Experimental Evaluation

To validate the effectiveness of AFM, extensive experiments were conducted on two real-world datasets: Frappe for context-aware recommendation, and MovieLens for personalized tag recommendation. Notably, AFM achieved a substantial performance boost over standard FMs and other state-of-the-art deep learning models like Wide&Deep and DeepCross.

  • Performance Metrics: On Frappe, AFM realized an 8.6% improvement over traditional FM in root mean square error (RMSE).
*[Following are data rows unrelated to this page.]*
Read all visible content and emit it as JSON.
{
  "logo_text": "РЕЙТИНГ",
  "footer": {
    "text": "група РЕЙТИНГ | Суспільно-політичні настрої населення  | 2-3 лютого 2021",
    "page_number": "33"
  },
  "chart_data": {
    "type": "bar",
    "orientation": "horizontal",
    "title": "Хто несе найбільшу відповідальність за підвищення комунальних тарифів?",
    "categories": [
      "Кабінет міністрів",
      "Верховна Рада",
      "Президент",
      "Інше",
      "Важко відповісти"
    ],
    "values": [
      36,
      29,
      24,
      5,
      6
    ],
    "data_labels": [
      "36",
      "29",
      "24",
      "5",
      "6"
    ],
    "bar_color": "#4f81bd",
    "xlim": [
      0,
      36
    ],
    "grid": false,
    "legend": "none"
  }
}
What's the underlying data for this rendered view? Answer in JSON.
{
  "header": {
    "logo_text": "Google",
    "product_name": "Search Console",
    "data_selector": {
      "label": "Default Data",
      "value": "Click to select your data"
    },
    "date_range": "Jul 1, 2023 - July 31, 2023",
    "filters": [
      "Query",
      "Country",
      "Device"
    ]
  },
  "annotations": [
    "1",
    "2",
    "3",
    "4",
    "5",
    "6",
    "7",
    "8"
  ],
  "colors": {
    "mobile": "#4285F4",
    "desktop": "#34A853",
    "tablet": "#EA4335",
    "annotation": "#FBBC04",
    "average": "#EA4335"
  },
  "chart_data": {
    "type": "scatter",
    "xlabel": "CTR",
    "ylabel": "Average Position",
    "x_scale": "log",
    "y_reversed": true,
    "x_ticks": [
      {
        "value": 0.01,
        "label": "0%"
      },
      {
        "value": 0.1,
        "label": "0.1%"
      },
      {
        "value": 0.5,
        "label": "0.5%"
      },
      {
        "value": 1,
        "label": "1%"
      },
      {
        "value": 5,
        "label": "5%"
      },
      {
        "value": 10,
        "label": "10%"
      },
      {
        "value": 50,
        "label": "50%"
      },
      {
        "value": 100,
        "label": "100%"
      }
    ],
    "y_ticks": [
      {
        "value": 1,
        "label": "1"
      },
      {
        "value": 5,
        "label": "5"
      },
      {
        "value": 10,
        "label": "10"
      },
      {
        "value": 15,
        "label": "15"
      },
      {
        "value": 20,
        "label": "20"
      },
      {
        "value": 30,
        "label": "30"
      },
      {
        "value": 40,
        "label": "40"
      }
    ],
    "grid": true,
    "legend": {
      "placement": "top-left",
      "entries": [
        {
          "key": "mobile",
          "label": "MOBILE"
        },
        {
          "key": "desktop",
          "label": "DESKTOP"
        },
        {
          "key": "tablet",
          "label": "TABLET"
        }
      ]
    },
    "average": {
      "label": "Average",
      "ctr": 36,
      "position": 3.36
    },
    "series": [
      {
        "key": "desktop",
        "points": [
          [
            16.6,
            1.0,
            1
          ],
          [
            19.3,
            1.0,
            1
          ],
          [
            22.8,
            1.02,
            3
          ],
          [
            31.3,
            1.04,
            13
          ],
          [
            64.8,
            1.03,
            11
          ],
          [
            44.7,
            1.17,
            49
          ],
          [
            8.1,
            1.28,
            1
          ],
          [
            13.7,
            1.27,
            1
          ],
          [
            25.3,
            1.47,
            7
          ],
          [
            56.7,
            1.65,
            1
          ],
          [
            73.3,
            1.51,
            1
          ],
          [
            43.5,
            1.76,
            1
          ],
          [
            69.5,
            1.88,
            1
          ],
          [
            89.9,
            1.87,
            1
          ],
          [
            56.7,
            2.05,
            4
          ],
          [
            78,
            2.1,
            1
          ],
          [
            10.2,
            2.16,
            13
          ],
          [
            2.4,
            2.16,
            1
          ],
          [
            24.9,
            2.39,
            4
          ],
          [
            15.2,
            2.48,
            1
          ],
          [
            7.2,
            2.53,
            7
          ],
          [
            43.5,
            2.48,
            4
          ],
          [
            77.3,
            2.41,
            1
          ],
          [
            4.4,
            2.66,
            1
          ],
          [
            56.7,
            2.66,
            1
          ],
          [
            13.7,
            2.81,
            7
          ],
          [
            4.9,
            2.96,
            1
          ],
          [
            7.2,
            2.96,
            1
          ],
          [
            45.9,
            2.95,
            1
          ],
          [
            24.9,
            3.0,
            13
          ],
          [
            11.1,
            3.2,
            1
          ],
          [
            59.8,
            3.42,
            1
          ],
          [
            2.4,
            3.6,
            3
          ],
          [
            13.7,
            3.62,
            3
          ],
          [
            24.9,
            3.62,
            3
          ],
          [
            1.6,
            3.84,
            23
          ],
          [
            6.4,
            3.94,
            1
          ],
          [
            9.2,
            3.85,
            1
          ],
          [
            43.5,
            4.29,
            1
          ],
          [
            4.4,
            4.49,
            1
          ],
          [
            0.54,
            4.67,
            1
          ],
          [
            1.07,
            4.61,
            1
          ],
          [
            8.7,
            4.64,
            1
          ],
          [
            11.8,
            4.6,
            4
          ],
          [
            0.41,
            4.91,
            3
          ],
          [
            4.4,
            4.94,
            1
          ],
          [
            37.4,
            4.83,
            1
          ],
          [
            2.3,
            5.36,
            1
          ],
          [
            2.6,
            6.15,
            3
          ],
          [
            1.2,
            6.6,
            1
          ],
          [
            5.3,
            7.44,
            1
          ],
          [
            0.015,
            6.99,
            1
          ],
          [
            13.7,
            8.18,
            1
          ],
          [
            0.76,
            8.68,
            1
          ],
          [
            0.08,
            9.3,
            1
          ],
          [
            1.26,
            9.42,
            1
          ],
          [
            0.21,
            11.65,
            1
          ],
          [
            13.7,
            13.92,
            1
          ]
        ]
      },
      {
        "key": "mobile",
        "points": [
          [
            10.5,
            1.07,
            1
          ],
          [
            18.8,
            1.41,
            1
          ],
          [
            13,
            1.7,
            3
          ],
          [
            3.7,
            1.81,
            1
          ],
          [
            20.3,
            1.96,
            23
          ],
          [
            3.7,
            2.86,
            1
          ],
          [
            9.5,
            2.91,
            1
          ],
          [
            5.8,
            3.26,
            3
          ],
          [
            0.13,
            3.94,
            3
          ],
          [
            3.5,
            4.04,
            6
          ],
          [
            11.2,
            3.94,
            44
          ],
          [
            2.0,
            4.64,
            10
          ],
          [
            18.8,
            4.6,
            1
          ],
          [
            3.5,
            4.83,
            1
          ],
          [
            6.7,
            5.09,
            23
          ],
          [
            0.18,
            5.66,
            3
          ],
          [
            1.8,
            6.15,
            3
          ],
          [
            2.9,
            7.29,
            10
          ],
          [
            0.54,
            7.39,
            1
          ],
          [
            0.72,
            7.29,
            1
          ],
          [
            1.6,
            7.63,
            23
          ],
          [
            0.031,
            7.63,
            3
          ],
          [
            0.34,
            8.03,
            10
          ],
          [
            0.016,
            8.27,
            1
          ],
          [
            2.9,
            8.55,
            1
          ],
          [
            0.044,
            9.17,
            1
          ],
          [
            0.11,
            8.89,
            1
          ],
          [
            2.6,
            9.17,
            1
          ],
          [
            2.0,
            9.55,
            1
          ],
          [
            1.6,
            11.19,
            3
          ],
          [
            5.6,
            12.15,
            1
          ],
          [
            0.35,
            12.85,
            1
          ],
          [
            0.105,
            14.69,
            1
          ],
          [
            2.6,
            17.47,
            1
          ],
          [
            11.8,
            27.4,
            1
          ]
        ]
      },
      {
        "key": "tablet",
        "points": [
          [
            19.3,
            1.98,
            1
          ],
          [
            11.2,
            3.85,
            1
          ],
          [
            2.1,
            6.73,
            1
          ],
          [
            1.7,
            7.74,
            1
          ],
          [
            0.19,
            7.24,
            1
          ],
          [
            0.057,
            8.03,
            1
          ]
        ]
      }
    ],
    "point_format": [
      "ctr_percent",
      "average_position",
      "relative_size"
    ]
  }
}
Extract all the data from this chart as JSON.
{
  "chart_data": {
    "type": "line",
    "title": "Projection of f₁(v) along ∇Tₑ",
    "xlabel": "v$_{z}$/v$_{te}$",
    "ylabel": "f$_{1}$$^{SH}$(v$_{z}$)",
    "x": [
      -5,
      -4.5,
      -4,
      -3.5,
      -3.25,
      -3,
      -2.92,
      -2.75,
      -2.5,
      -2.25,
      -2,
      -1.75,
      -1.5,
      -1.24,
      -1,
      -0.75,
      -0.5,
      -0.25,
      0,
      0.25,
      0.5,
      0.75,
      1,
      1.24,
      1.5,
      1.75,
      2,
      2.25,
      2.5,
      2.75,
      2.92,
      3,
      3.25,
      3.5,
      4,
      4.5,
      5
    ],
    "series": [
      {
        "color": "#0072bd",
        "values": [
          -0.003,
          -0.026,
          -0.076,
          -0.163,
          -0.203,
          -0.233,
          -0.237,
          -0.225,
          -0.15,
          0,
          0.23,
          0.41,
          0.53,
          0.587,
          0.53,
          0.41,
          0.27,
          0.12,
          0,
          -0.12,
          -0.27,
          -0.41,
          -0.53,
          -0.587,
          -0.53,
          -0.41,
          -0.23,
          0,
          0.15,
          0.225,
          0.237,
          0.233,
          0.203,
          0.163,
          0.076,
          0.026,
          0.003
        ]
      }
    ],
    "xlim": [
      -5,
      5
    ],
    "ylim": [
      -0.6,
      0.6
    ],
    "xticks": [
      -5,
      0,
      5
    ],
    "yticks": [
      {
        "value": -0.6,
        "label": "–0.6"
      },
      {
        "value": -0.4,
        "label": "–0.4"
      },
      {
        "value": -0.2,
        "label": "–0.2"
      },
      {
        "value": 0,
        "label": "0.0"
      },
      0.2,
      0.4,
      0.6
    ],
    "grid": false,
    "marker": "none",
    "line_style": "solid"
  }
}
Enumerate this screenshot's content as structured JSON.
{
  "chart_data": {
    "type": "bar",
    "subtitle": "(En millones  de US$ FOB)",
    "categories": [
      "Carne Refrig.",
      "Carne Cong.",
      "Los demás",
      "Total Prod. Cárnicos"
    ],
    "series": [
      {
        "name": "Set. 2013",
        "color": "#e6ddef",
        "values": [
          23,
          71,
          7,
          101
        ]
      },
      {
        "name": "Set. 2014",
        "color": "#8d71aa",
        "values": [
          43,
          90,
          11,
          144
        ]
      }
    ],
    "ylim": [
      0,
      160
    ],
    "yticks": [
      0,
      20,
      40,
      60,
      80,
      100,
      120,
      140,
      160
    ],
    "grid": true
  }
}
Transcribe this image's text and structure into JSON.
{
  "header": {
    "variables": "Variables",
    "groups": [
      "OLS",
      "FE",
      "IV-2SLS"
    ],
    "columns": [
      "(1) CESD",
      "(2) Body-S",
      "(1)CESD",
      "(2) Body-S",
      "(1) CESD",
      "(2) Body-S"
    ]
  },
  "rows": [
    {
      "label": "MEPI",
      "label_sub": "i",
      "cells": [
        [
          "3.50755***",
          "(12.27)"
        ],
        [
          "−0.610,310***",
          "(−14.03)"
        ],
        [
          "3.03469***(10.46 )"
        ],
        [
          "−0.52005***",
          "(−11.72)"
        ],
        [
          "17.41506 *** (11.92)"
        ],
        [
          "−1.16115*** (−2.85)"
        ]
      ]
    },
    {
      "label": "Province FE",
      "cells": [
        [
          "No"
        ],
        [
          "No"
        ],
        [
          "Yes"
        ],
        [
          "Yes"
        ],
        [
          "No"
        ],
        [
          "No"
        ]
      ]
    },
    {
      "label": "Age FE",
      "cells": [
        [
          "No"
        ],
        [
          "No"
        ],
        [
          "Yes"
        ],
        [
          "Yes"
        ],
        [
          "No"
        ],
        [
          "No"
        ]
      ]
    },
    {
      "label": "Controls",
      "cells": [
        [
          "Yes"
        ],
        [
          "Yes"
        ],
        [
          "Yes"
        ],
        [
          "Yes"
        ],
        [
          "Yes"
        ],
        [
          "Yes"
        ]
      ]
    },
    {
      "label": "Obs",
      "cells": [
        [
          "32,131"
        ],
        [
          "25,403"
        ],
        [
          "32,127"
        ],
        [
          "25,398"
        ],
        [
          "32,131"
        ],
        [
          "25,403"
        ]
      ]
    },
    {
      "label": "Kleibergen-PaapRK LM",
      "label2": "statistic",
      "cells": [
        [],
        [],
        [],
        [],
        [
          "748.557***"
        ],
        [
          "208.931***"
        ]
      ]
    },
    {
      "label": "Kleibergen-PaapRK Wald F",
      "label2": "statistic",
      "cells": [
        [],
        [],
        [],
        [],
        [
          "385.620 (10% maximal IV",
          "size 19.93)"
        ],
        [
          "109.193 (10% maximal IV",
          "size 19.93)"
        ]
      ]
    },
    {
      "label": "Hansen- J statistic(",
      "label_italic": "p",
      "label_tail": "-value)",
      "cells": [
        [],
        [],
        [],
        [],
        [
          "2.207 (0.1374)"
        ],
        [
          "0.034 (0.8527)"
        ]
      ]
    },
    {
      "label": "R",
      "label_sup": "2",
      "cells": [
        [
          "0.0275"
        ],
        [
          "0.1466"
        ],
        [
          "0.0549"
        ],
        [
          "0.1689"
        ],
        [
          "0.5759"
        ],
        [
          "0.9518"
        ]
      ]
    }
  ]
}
Similarly, consistent performance enhancements were observed on MovieLens, where AFM outperformed Wide&Deep and DeepCross models, despite the latter's deeper and more complex architectures.
  • Parameter Efficiency: Despite having fewer parameters than models like Wide&Deep, AFM maintained superior prediction accuracy, highlighting its efficiency and effectiveness in modeling feature interactions.

Theoretical and Practical Implications

AFM presents several theoretical advancements and practical implications:

  1. Enhanced Model Interpretability: By assigning specific attention scores to feature interactions, AFM not only improves prediction accuracy but also provides insights into which feature interactions are most significant, thus improving model transparency.
  2. Improvement in Generalization: The integration of dropout in the pair-wise interaction layer along with L2L_2 regularization in the attention network fortifies the model against overfitting, enhancing its ability to generalize well on unseen data.
  3. Ease of Integration and Scalability: AFM's architecture can be seamlessly integrated into existing FM frameworks and extended to a variety of predictive tasks across different domains.

Future Directions

The prospects for future research stemming from AFM are multifaceted:

  • Exploration of deep AFM variants by incorporating additional non-linear layers could further amplify the model's capabilities in capturing complex feature interactions.
  • Investigation into optimal techniques for reducing computational complexity while maintaining high performance, such as leveraging learning-to-hash and data sampling strategies.
  • Extending AFM's framework to semi-supervised and multi-view learning, with a focus on methods like graph Laplacians and co-regularization to enhance predictive accuracy in more intricate scenarios.

In conclusion, AFM represents a pivotal step forward in the evolution of feature interaction learning in supervised models, offering significant improvements in predictive performance and model interpretability. Its broad applicability and efficient architecture position it as a highly valuable tool in the machine learning practitioner's toolkit.